Modelling population dynamics and persistence in fragmented landscapes

Of the many factors that affect population dynamics and persistence, landscape heterogeneity is increasingly recognized as one important factor that is particularly relevant to biodiversity conservation and management. However, understanding interactions between mobile species and landscape heterogeneity remains an outstanding challenge in ecology. Studies considering the influence of landscape heterogeneity on population dynamics are less common, and detailed knowledge of the relationship between landscape heterogeneity and population dynamics in patchy habitats is very poor. This study tested how landscape heterogeneity affects population behaviour and persistence in patchy environments, including (1) relative influences of patch geometry and within-patch heterogeneity, (2) effects of spatial patterns of within-patch heterogeneity on patchy populations, (3) landscape spatial structure and species’ life-history traits, and (4) differential roles of structural and functional landscape heterogeneity.

The results presented in this thesis demonstrate that spatial heterogeneity within habitat patches, together with patch area, controls population abundance of the habitat specialists, but had little influence on generalist species.
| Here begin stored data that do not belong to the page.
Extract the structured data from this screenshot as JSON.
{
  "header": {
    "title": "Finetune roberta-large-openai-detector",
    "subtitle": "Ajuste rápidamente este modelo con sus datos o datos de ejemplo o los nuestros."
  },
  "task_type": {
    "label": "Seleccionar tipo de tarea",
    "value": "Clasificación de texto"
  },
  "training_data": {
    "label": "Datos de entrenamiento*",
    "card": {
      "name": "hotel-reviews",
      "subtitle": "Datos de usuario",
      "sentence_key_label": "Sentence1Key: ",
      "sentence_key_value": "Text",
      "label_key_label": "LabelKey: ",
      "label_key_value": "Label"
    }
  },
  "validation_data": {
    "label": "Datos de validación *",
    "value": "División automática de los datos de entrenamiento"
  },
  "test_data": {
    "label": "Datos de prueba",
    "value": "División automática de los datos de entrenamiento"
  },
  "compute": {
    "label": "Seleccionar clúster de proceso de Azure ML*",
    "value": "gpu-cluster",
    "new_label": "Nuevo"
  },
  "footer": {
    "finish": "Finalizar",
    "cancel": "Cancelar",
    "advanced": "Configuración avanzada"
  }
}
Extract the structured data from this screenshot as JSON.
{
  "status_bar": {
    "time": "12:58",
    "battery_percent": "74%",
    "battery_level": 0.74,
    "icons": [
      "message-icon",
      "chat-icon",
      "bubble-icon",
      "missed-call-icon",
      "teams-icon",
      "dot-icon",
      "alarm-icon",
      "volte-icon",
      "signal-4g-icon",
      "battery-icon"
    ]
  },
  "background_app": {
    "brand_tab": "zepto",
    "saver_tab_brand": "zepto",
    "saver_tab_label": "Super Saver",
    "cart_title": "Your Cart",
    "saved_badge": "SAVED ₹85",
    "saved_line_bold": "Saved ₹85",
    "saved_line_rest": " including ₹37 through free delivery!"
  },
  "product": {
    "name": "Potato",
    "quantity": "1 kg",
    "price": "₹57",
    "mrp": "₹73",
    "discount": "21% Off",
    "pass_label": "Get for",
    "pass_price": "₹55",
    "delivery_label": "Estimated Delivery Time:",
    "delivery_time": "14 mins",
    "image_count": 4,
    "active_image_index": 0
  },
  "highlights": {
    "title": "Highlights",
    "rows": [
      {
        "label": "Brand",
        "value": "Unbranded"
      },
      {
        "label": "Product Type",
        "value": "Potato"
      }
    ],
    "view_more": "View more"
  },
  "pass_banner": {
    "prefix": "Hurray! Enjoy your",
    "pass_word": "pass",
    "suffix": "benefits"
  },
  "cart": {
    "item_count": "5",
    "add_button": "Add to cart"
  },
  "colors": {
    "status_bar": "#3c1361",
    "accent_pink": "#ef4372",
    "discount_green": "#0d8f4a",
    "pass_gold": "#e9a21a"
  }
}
Populations of specialised species become less variable in size, and experience lower probability of extinction in landscapes with positively autocorrelated within-patch habitat quality. Increasing scale of spatial autocorrelation in habitat quality would greatly increase the size and mean resource share of virtual populations, and low-tolerant species were appreciably greater in size than high-tolerant species. Species’ movement capacity plays a critical role in shaping the increase in population size in response to increased spatial autocorrelation in habitat quality, where low-mobility species had a logarithmic-like increase in response to increased scale of spatial autocorrelation, contrasting with the exponential-like increase for high-mobility species. Such contrasting patterns of population increase in relation to movement capacity indicate that the effect of distance-based movement capacity may function in highly scale-dependent ways, and its relative strength is determined by the interaction of movement distance and the scale of spatial autocorrelation.

Structural and functional properties of landscape heterogeneity can have different consequences on animal species. As we shown in the thesis, functional landscape heterogeneity influenced space use of black bears at intermediate scales (i.e., 1~2 km), whereas the impact of structural heterogeneity was most significant at the finest scale analysed (i.e., 200 m). The scale-dependent responses of animals to different forms of landscape heterogeneity indicate that an explicit separation of the effects of different landscape heterogeneity across scales is critical to our understanding of the spatial nature of animal-environment relationships.

Summarizing, this study highlights the importance of the landscape heterogeneity in determining the dynamics and persistence of populations inhabiting patchy environments. Both the spatial pattern and extent of landscape heterogeneity can interact with fragmentation to greatly influence populations with different life-history traits. Ecologists need to be mindful of the simplifying assumptions of theories and resulting models and predictions in assessing the suitability of their application for specific species and landscapes.